Literature Review: A wide reading of research articles in strategic human resource management have been done in order to get a clear picture on its role being played in an organisation. The company which I have undertaken for this specific assignment is General motors. I will be comparing these articles with General motors wherever I think it is relevant.
a) David Baker, (1999), Strategic human resource management: performance, alignment, management, Library Career Development, 7(5), p. 51-63, MCB University Press. This article looks at current trends in human resource management (HRM) and the relatively new concept of Strategic HRM (SHRM). David baker reviews recent management theory and considers its approach in a relevant practical scenario.

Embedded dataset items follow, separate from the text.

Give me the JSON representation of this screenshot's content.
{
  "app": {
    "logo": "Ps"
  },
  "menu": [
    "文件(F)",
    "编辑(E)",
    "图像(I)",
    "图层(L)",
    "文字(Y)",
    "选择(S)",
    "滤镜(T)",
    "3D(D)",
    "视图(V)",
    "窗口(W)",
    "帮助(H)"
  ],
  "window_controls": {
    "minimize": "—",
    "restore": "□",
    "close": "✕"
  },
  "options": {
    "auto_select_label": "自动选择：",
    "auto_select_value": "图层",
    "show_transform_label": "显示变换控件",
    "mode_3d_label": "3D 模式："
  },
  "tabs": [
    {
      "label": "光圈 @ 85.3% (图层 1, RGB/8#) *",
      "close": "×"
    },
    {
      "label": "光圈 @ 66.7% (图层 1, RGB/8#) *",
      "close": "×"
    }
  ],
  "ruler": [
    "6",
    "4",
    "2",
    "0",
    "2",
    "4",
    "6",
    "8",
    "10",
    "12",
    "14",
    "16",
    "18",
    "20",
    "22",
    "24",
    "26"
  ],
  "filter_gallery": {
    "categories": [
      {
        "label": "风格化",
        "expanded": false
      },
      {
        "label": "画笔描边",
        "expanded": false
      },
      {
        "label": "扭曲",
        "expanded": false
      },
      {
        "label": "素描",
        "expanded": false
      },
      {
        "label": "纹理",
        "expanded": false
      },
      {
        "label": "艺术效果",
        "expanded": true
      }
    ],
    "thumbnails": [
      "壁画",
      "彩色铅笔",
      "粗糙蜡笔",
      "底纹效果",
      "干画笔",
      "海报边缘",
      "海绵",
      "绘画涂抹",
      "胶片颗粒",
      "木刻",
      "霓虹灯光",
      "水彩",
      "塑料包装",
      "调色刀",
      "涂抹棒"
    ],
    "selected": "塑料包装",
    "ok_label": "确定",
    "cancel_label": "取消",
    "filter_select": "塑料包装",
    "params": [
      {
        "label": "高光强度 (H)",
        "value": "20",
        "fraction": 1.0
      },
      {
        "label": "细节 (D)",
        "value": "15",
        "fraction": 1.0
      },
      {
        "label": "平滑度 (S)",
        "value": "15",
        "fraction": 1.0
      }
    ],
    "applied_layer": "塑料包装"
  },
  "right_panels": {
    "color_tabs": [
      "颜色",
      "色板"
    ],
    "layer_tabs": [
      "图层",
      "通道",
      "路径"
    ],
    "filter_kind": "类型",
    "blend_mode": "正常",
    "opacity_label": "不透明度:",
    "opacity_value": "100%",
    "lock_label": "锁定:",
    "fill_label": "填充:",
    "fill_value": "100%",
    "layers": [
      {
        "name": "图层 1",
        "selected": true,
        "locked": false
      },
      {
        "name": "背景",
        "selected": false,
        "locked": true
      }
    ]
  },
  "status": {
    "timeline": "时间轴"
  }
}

b) Jonathan Michie, Maura Sheehan, Business Strategy, Human Resources, Labour Market Flexibility, and Competitive Advantage. This article contributes to the strategic human resource management literature by testing the universalistic, contingency and configurationally approaches against an original database. The article examines the relationship between strategy, human resource and use of flexible employment contracts, and the moderating effects of strategy with respect to HR, flexible labour, and organisational performance. The research also tells that HR is more likely to contribute to competitive success when introduced strategically as part of an integrated coherent package.
c) Terri Kabachnick, (1999), The Strategic Role of Human Resources, 11(1), Arthur Andersen Retailing Issues Letter. The article by Terri Kabachnick, talks about the transformation of HR. It studies and understands certain evolving trends and based on that, it stresses that HR professionals can grow from their roles and become key leaders in helping their organisations prepare and manage their people power. General motors Human resource also took on a similar approach, resulting in progressive leadership. Thereby redefining their roles.
More articles were read for thorough understanding of strategic human resource management/development, and due to limitation of words, I have included them as reference. Corporate Background General Motors is a diversified automotive business with interests in locomotives, finance, communications services, and insurance. General Motors’ size is massive. Its manufacturing operations in over 50 countries produce 15% of the world’s cars and trucks. GM has a gigantic global workforce of approximately 315,000 hourly and salaried employees. The business pays more than 465,000 pensions and touches 1.2 million lives with benefits in the United States alone.
Vision of General Motors “GM’s vision is to be the world leader in transportation products and related services. We will earn our customers’ enthusiasm through continuous improvement driven by the integrity, teamwork, and innovation of GM people.” Mission of General Motors “G.M. is a multinational corporation engaged in socially responsible operations, worldwide. It is dedicated to provide products and services of such quality that our customers will receive superior value while our employees and business partners will share in our success and our stockholders will receive a sustained superior return on their investment.”